Könnte man auch Einreisesperren verhängen oder vermehrt Grenzkontrollen durchführen? «Das Problem ist, an den Grenzen kontrolliert im Moment niemand mehr. Die Einreiseverbote kann man relativ einfach umgehen», erklärt Fässler. Zudem gibt er zu bedenken: «Meines Erachtens sind die Vorteile des freien Personenverkehrs deutlich grösser, als die Forderung, jetzt wieder vermehrt Grenzkontrollen zu machen.»

Parmelin steht hinter Nachrichtendienst

Über den musikalischen Grossanlass der Rechtsradikalen war die Polizei zwar vom Nachrichtendienst informiert worden – allerdings erst wenige Stunden vor Konzertbeginn. Bundesrat Guy Parmelin, der politische Verantwortliche für den Nachrichtendienst, sagt jedoch gegenüber der «Tagesschau» klar, das Verhalten sei korrekt gewesen.

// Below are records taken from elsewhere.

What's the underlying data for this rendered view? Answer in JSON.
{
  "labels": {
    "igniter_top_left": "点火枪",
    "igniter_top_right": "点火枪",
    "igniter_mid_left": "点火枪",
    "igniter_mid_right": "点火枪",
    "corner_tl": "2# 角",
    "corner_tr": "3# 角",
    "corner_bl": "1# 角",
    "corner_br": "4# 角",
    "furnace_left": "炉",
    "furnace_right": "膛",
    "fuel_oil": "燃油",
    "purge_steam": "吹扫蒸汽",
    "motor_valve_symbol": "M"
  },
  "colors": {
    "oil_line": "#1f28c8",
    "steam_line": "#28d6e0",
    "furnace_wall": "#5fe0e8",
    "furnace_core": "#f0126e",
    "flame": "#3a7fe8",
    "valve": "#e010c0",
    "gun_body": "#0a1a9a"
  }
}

«Wir sind Gesetzen unterworfen, die wir akzeptieren müssen. Vielleicht müssen wir uns die Frage stellen, ob wir die Gesetze neu anpassen müssen.» Parmelin erklärt, mit dem neuen Nachrichtendienstgesetz könne man gegen Extremismus von Links und Rechts nur vorgehen, wenn es ein gewaltsamer Extremismus sei, der das Land in Gefahr bringe.